In the 2015 Bihar assembly election, in which Nitish, Lalu Prasad’s RJD and the Congress fought jointly, the Left did not find any place in the Grand Alliance. 

Even in the 2014 Lok Sabha elections, Nitish Kumar, who had deserted the BJP a year before and was badly in need of an ally, chose to give only two seats to the CPI. The latter agreed willingly.

In contrast, the CPI, as early as December last year, demanded six seats to be a part of the Grand Alliance. They did so despite knowing that there are five other parties in this coalition. 

After the May 23 results, those who voted dedicatedly for Kanhaiya, found themselves cheated when they learnt that the entire Left vote in neighbouring Bengal had shifted to the BJP. 

In Begusarai itself, there were many stories of CPI card-holders working whole-heartedly for Kanhaiya, who finally ended up voting for Giriraj. Many of those who shifted their loyalty at the final moment was from Kanhaiya’s own caste, Bhumihars. The huge margin of defeat is only confirmation of this fact.

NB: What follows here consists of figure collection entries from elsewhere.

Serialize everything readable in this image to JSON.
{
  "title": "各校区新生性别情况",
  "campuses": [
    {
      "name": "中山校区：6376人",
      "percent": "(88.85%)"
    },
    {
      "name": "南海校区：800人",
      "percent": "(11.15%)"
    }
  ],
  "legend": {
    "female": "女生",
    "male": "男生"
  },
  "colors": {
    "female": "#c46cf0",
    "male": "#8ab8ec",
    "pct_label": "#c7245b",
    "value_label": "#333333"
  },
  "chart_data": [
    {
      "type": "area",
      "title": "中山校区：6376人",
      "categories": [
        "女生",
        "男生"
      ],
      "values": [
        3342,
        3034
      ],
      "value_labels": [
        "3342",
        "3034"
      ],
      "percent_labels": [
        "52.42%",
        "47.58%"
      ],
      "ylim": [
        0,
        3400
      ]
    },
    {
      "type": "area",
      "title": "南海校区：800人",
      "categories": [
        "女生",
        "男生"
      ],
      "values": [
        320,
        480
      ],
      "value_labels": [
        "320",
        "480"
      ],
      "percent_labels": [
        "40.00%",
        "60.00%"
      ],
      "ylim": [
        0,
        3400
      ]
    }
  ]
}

A premier English daily had during the election campaign, quoted a young supporter of Kanhaiya as saying that they want him to win from Begusarai and prime minister Narendra Modi from rest of the country so that they can witness a good debate in Parliament. What weird logic! 

The whole Kanhaiya campaign was self-contradictory. Take the case of the statement of well-known lyricist Javed Akhtar, who went on to ask the voters, especially Muslims of Begusarai, to vote for Giriraj and not RJD’s Tanvir Hasan if they did not want to vote for the CPI candidate.

The strangest part of the Kanhaiya campaign was that none of these liberals deemed it fit to address any public meeting for any Grand Alliance candidate in Bihar, although they always claimed that they were spearheading the campaign against the saffron party. 

They did not think it fit to come to Ara were the CPI (ML), also a Left party, was fighting with the support of the grand alliance.